Shouting, that was the only thing they could do.
He would show them that even the nameless could be happy. Those pushed away, the outsiders could enter with a smile. Break with the past and change. Start again!
With a never-ending smile.
He went over to the window of one of the rooms, which was in darkness, and had a look at his face in the glass. Whoever he was, he really did look sad. It was time for laughter, like the laughter Max, Samo and Raf were capable of. Mouth wide open in joyfulness.
He would laugh and join them. They would accept him as one of their own.
Those who laugh are always popular.
Looking at himself in the mirror, he took his bottom lip and pulled it with all his strength. Then he cut it off with one single sweep of his knife.
There, that was better.
He tried holding his top lip but it kept escaping from his fingers, slimy with blood. He tried a few more times,
- they were still shouting from time to time in the house; he said: I’m coming, I’m coming, but they probably did not hear him, just the glass in front of him got sprayed with tiny red droplets -
and then he realised that that was not the way to do it. He would swap hands. He was able to get a good grip on his lip with his right hand, but his left hand was not quite so adept with the knife and he had to create his smile in stages.

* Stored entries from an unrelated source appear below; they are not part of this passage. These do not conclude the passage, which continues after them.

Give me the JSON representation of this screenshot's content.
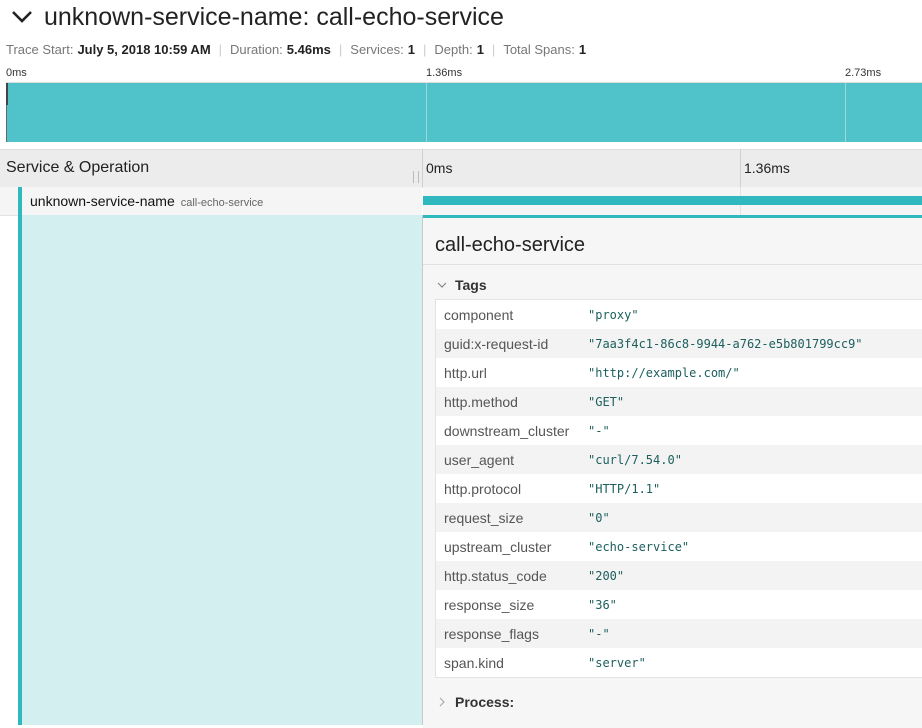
{
  "header": {
    "title": "unknown-service-name: call-echo-service",
    "collapse_icon": "chevron-down-icon"
  },
  "meta": [
    {
      "label": "Trace Start:",
      "value": "July 5, 2018 10:59 AM"
    },
    {
      "label": "Duration:",
      "value": "5.46ms"
    },
    {
      "label": "Services:",
      "value": "1"
    },
    {
      "label": "Depth:",
      "value": "1"
    },
    {
      "label": "Total Spans:",
      "value": "1"
    }
  ],
  "minimap": {
    "ticks": [
      "0ms",
      "1.36ms",
      "2.73ms"
    ]
  },
  "timeline": {
    "column_label": "Service & Operation",
    "ticks": [
      "0ms",
      "1.36ms"
    ]
  },
  "span": {
    "service": "unknown-service-name",
    "operation": "call-echo-service"
  },
  "detail": {
    "title": "call-echo-service",
    "tags_label": "Tags",
    "process_label": "Process:",
    "tags": [
      {
        "key": "component",
        "value": "\"proxy\""
      },
      {
        "key": "guid:x-request-id",
        "value": "\"7aa3f4c1-86c8-9944-a762-e5b801799cc9\""
      },
      {
        "key": "http.url",
        "value": "\"http://example.com/\""
      },
      {
        "key": "http.method",
        "value": "\"GET\""
      },
      {
        "key": "downstream_cluster",
        "value": "\"-\""
      },
      {
        "key": "user_agent",
        "value": "\"curl/7.54.0\""
      },
      {
        "key": "http.protocol",
        "value": "\"HTTP/1.1\""
      },
      {
        "key": "request_size",
        "value": "\"0\""
      },
      {
        "key": "upstream_cluster",
        "value": "\"echo-service\""
      },
      {
        "key": "http.status_code",
        "value": "\"200\""
      },
      {
        "key": "response_size",
        "value": "\"36\""
      },
      {
        "key": "response_flags",
        "value": "\"-\""
      },
      {
        "key": "span.kind",
        "value": "\"server\""
      }
    ]
  },
  "colors": {
    "accent": "#2fb8bd",
    "minimap_fill": "#4fc3c9",
    "left_fill": "#d3eff0"
  }
}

He tried to wipe the drops off the glass with the palm of his hand to see himself better, but all he did was make it even messier. He decided to bend over and look at himself in the corner of the window pane which had no blood on it yet.
Excellent.
“SAD ALFOOOOOOOOOONZ!!!”
“No more, no more,” he spat on his image again and added: “I’m coming, I’m coming.”

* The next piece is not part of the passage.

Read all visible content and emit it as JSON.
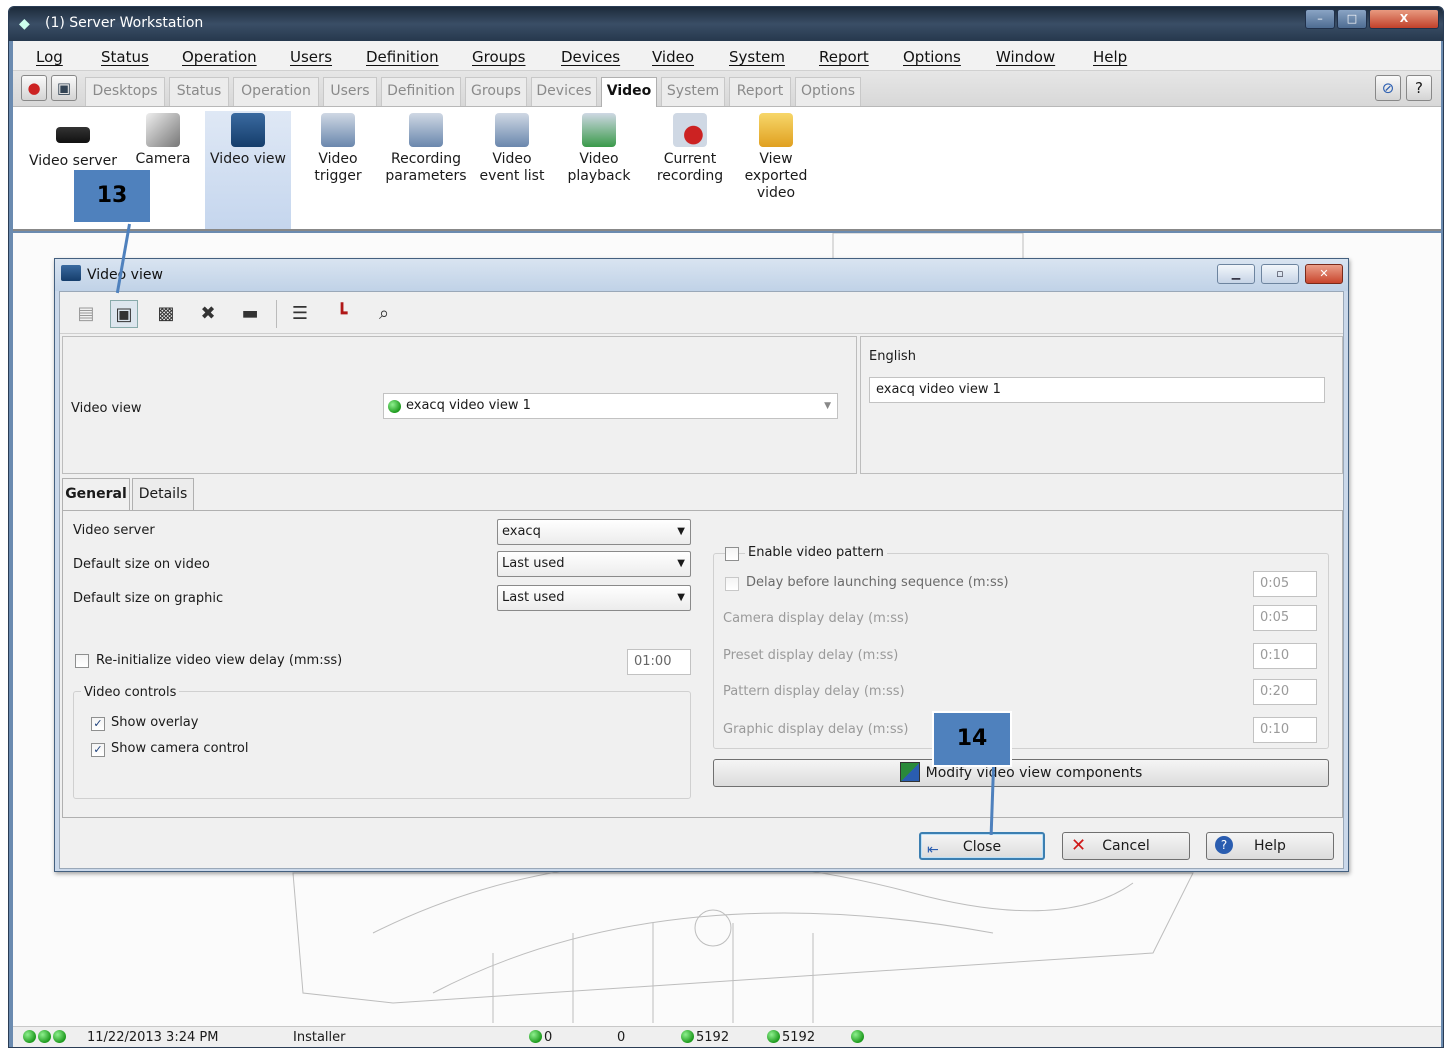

“He’s coming,” whispered Max, “get ready.”
Raf too could hear steps in the hall.
“I’m ready,” he said.
“Shhhhhh” came from the other side of the darkness through which a few shapes were just beginning to become visible.

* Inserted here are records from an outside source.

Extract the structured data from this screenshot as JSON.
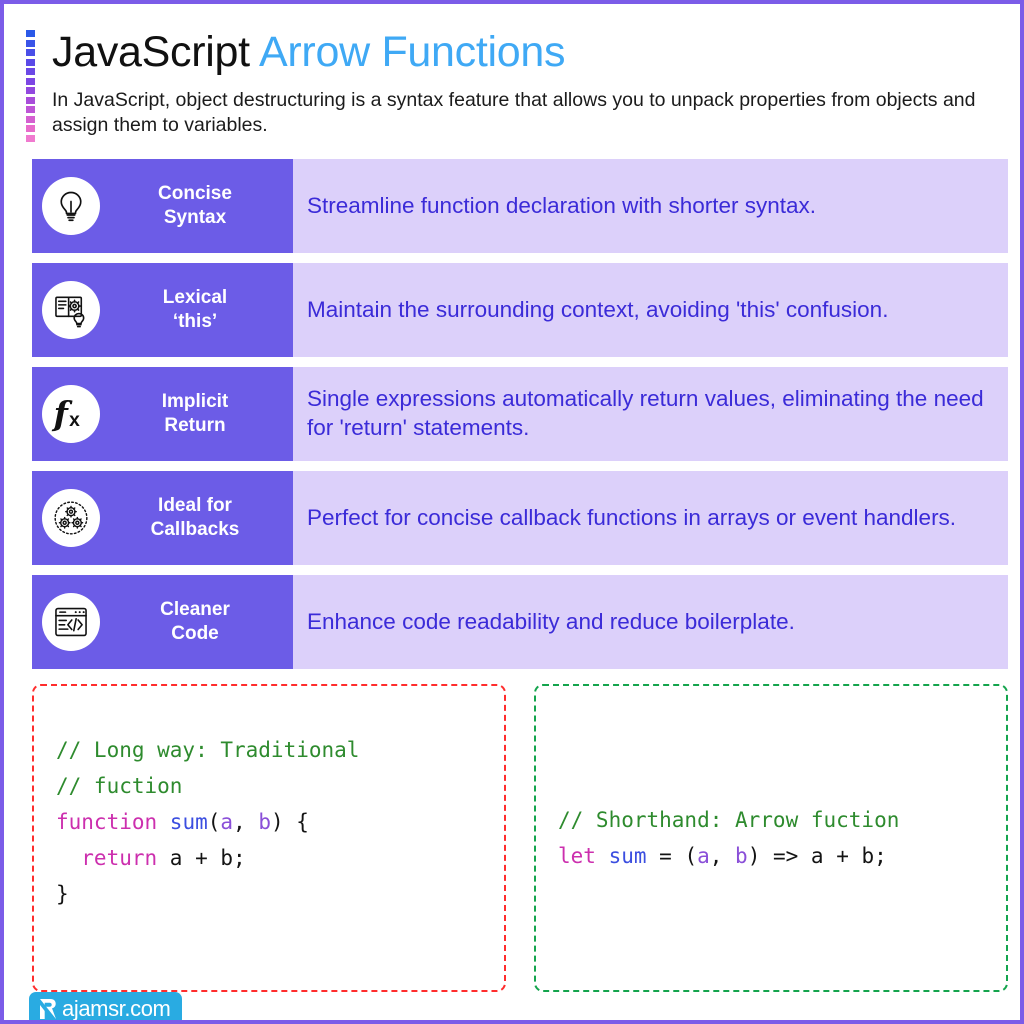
{
  "page": {
    "border_color": "#7B5CE8",
    "background": "#ffffff"
  },
  "decoration": {
    "name": "dotted-gradient-rail",
    "dot_colors": [
      "#2B59E8",
      "#3A54E8",
      "#4A4FE8",
      "#5A4AE8",
      "#6B48E6",
      "#7C46E4",
      "#9248DF",
      "#A84DDA",
      "#BE55D6",
      "#D45FD0",
      "#E86BCB",
      "#F07ACF"
    ]
  },
  "header": {
    "title_primary": "JavaScript",
    "title_accent": "Arrow Functions",
    "accent_color": "#3FA9F5",
    "subtitle": "In JavaScript, object destructuring is a syntax feature that allows you to unpack properties from objects and assign them to variables."
  },
  "features": [
    {
      "icon": "lightbulb-icon",
      "label": "Concise\nSyntax",
      "description": "Streamline function declaration with shorter syntax."
    },
    {
      "icon": "book-gear-lightbulb-icon",
      "label": "Lexical\n‘this’",
      "description": "Maintain the surrounding context, avoiding 'this' confusion."
    },
    {
      "icon": "function-fx-icon",
      "label": "Implicit\nReturn",
      "description": "Single expressions automatically return values, eliminating the need for 'return' statements."
    },
    {
      "icon": "gears-circle-icon",
      "label": "Ideal for\nCallbacks",
      "description": "Perfect for concise callback functions in arrays or event handlers."
    },
    {
      "icon": "browser-code-icon",
      "label": "Cleaner\nCode",
      "description": "Enhance code readability and reduce boilerplate."
    }
  ],
  "feature_colors": {
    "label_bg": "#6C5CE7",
    "label_text": "#ffffff",
    "desc_bg": "#DCD0FA",
    "desc_text": "#3B2BD8",
    "desc_accent_bar": "#6C5CE7"
  },
  "code_blocks": {
    "left": {
      "border_color": "#FF2D2D",
      "border_style": "dashed",
      "tokens": [
        [
          {
            "t": "// Long way: Traditional",
            "c": "comment"
          }
        ],
        [
          {
            "t": "// fuction",
            "c": "comment"
          }
        ],
        [
          {
            "t": "function ",
            "c": "keyword"
          },
          {
            "t": "sum",
            "c": "fn"
          },
          {
            "t": "(",
            "c": "plain"
          },
          {
            "t": "a",
            "c": "param"
          },
          {
            "t": ", ",
            "c": "plain"
          },
          {
            "t": "b",
            "c": "param"
          },
          {
            "t": ") {",
            "c": "plain"
          }
        ],
        [
          {
            "t": "  return ",
            "c": "keyword"
          },
          {
            "t": "a + b;",
            "c": "plain"
          }
        ],
        [
          {
            "t": "}",
            "c": "plain"
          }
        ]
      ]
    },
    "right": {
      "border_color": "#14A44D",
      "border_style": "dashed",
      "tokens": [
        [
          {
            "t": "// Shorthand: Arrow fuction",
            "c": "comment"
          }
        ],
        [
          {
            "t": "let ",
            "c": "keyword"
          },
          {
            "t": "sum",
            "c": "fn"
          },
          {
            "t": " = (",
            "c": "plain"
          },
          {
            "t": "a",
            "c": "param"
          },
          {
            "t": ", ",
            "c": "plain"
          },
          {
            "t": "b",
            "c": "param"
          },
          {
            "t": ") => a + b;",
            "c": "plain"
          }
        ]
      ]
    },
    "syntax_colors": {
      "comment": "#2E8B2E",
      "keyword": "#CC2FAE",
      "fn": "#3B4EE0",
      "param": "#8A4FD8",
      "plain": "#141414"
    }
  },
  "watermark": {
    "text": "ajamsr.com",
    "logo": "rajamsr-bookmark-logo",
    "background": "#29ABE2",
    "text_color": "#ffffff"
  }
}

The steps halted in front of the door. Raf had his finger on the switch, waiting. Outside the crickets sang, he could hear his heart beating in his ears and his own breathing sounded very loud.
Hey, he said to himself, this is a pleasant surprise, not an ambush. There is no need to feel worried.
The door opened a little.
Alfonz was surprised by the darkness. A ribbon of moonlight stole into the room.
Then Alfonz opened the door fully. Raf saw the outline of the shadow with a gentle light behind it and there was something strange about it.
He needed time to think, to take a good look.
“Come on,” hissed Max from the right.
Raf switched on the light.
All three shouted simultaneously from the bottom of their lungs just before the light came on fully:
“SURPRISE!!!!!!”
Aco was resting at the junction. Below him shone the lights in the campsite: a few lamps, in two rows with tents under them. The receptionist was reading the newspaper.
Peace and quiet. Normality. A glimpse into another world.
Maybe he would find something similar at the villa and the boys would call him a senile old lunatic. Let it be so, he said.